Imposible saber hasta donde será capaz de llegar Ivar, el potrillo brasileño que en el sábado del Hipódromo Argentino de Palermo alcanzó una victoria formidable en el Gran Premio Estrellas Juvenile (G1-1600 m, arena), consagrándose indiscutidamente como el líder de la camada.

Ratificando todo lo bueno que había mostrado en el Gran Criterium (G1), sobre el césped de San Isidro, el reservado del Stud-Haras RDI volvió a marcar un campo de diferencia sobre sus rivales, estirando a la hora de la verdad 6 circunstanciales cuerpos sobre King Slew (Campanologist), diferencia que podría haber sido más amplia si Adrián Giannetti, jockey del hijo de Agnes Gold y My Be Now (Smart Strike), se lo proponía.

Todavía con mucho para crecer y emprolijar, Ivar es de esos caballos que sorprenden por su cambio de ritmo.
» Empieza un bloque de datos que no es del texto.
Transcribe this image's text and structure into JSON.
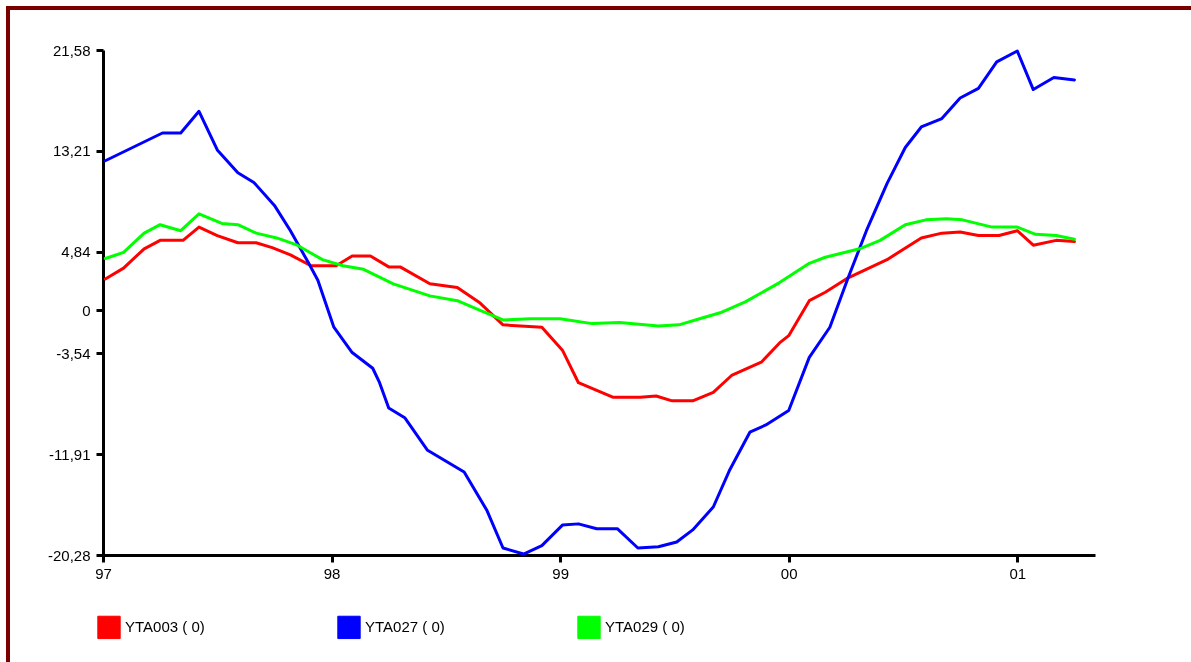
{
  "chart_data": {
    "type": "line",
    "legend": "bottom",
    "marker": "none",
    "line_style": "solid",
    "grid": false,
    "xlim": [
      1997,
      2001.34
    ],
    "xticks": [
      {
        "value": 1997,
        "label": "97"
      },
      {
        "value": 1998,
        "label": "98"
      },
      {
        "value": 1999,
        "label": "99"
      },
      {
        "value": 2000,
        "label": "00"
      },
      {
        "value": 2001,
        "label": "01"
      }
    ],
    "ylim": [
      -20.28,
      21.58
    ],
    "yticks": [
      {
        "value": -20.28,
        "label": "-20,28"
      },
      {
        "value": -11.91,
        "label": "-11,91"
      },
      {
        "value": -3.54,
        "label": "-3,54"
      },
      0,
      {
        "value": 4.84,
        "label": "4,84"
      },
      {
        "value": 13.21,
        "label": "13,21"
      },
      {
        "value": 21.58,
        "label": "21,58"
      }
    ],
    "series": [
      {
        "name": "YTA003 (  0)",
        "color": "#ff0000",
        "x": [
          1997.01,
          1997.09,
          1997.18,
          1997.25,
          1997.35,
          1997.42,
          1997.5,
          1997.59,
          1997.67,
          1997.74,
          1997.82,
          1997.91,
          1998.02,
          1998.09,
          1998.17,
          1998.25,
          1998.3,
          1998.43,
          1998.55,
          1998.65,
          1998.75,
          1998.92,
          1999.01,
          1999.08,
          1999.23,
          1999.35,
          1999.42,
          1999.49,
          1999.58,
          1999.67,
          1999.75,
          1999.88,
          1999.96,
          2000,
          2000.09,
          2000.16,
          2000.26,
          2000.43,
          2000.58,
          2000.67,
          2000.75,
          2000.83,
          2000.92,
          2001,
          2001.07,
          2001.17,
          2001.25
        ],
        "values": [
          2.6,
          3.5,
          5.1,
          5.8,
          5.8,
          6.9,
          6.2,
          5.6,
          5.6,
          5.2,
          4.6,
          3.7,
          3.7,
          4.5,
          4.5,
          3.6,
          3.6,
          2.2,
          1.9,
          0.6,
          -1.2,
          -1.4,
          -3.3,
          -6.0,
          -7.2,
          -7.2,
          -7.1,
          -7.5,
          -7.5,
          -6.8,
          -5.4,
          -4.3,
          -2.7,
          -2.1,
          0.8,
          1.5,
          2.7,
          4.2,
          6.0,
          6.4,
          6.5,
          6.2,
          6.2,
          6.6,
          5.4,
          5.8,
          5.7
        ]
      },
      {
        "name": "YTA027 (  0)",
        "color": "#0000ff",
        "x": [
          1997.01,
          1997.26,
          1997.34,
          1997.42,
          1997.5,
          1997.59,
          1997.66,
          1997.75,
          1997.82,
          1997.9,
          1997.94,
          1998.01,
          1998.09,
          1998.18,
          1998.21,
          1998.25,
          1998.32,
          1998.42,
          1998.58,
          1998.68,
          1998.75,
          1998.84,
          1998.92,
          1999.01,
          1999.08,
          1999.16,
          1999.25,
          1999.34,
          1999.43,
          1999.51,
          1999.58,
          1999.67,
          1999.74,
          1999.83,
          1999.9,
          2000,
          2000.09,
          2000.18,
          2000.26,
          2000.34,
          2000.43,
          2000.51,
          2000.58,
          2000.67,
          2000.75,
          2000.83,
          2000.91,
          2001,
          2001.07,
          2001.16,
          2001.25
        ],
        "values": [
          12.4,
          14.7,
          14.7,
          16.5,
          13.3,
          11.4,
          10.6,
          8.7,
          6.6,
          3.9,
          2.5,
          -1.4,
          -3.5,
          -4.8,
          -6.0,
          -8.1,
          -8.9,
          -11.6,
          -13.4,
          -16.6,
          -19.7,
          -20.2,
          -19.5,
          -17.8,
          -17.7,
          -18.1,
          -18.1,
          -19.7,
          -19.6,
          -19.2,
          -18.2,
          -16.3,
          -13.3,
          -10.1,
          -9.5,
          -8.3,
          -3.9,
          -1.4,
          2.7,
          6.6,
          10.5,
          13.5,
          15.2,
          15.9,
          17.6,
          18.4,
          20.6,
          21.5,
          18.3,
          19.3,
          19.1
        ]
      },
      {
        "name": "YTA029 (  0)",
        "color": "#00ff00",
        "x": [
          1997.01,
          1997.09,
          1997.18,
          1997.25,
          1997.34,
          1997.42,
          1997.52,
          1997.59,
          1997.67,
          1997.76,
          1997.85,
          1997.96,
          1998.05,
          1998.14,
          1998.27,
          1998.43,
          1998.55,
          1998.65,
          1998.75,
          1998.87,
          1999,
          1999.14,
          1999.26,
          1999.43,
          1999.52,
          1999.61,
          1999.7,
          1999.81,
          1999.96,
          2000.09,
          2000.16,
          2000.31,
          2000.4,
          2000.51,
          2000.6,
          2000.69,
          2000.76,
          2000.89,
          2001,
          2001.08,
          2001.17,
          2001.25
        ],
        "values": [
          4.3,
          4.8,
          6.4,
          7.1,
          6.6,
          8.0,
          7.2,
          7.1,
          6.4,
          6.0,
          5.4,
          4.2,
          3.7,
          3.4,
          2.2,
          1.2,
          0.8,
          0.0,
          -0.8,
          -0.7,
          -0.7,
          -1.1,
          -1.0,
          -1.3,
          -1.2,
          -0.7,
          -0.2,
          0.7,
          2.3,
          3.9,
          4.4,
          5.1,
          5.8,
          7.1,
          7.5,
          7.6,
          7.5,
          6.9,
          6.9,
          6.3,
          6.2,
          5.9
        ]
      }
    ]
  }
}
Fue impresionante la forma en que se desprendió al pisar el derecho, cuando aceleró, pues no daba la impresión de que la historia fuera a ser así. Por dentro, y de atropellada, King Slew sería segundo, dejando cerca a Overlord (Endorsement), Zamba Strong (Campanologist) y Roman Joy (Fortify), todo tras estupendos 1m33s20/100.

Gran favorito, Ivar abrió el doblete de triunfos en las Estrellas para el entrenador Carlos D. Etchechoury -representado por su hijo Juan Manuel-, que un rato más tarde retiraría vencedora a Joy Epífora (Fortify) en el Juvenile Fillies (G1).

Ivar nació en Brasil y, hoy por hoy, es claramente el mejor caballo joven en la Argentina. Su futuro luce enorme, sin tope por el momento, imposible de establecer. Con un pedigree que hace soñar en que llegar a distancias más largas no es una utopía, por delante tiene el Gran Premio Polla de Potrillos (G1), seguramente su próximo gran objetivo.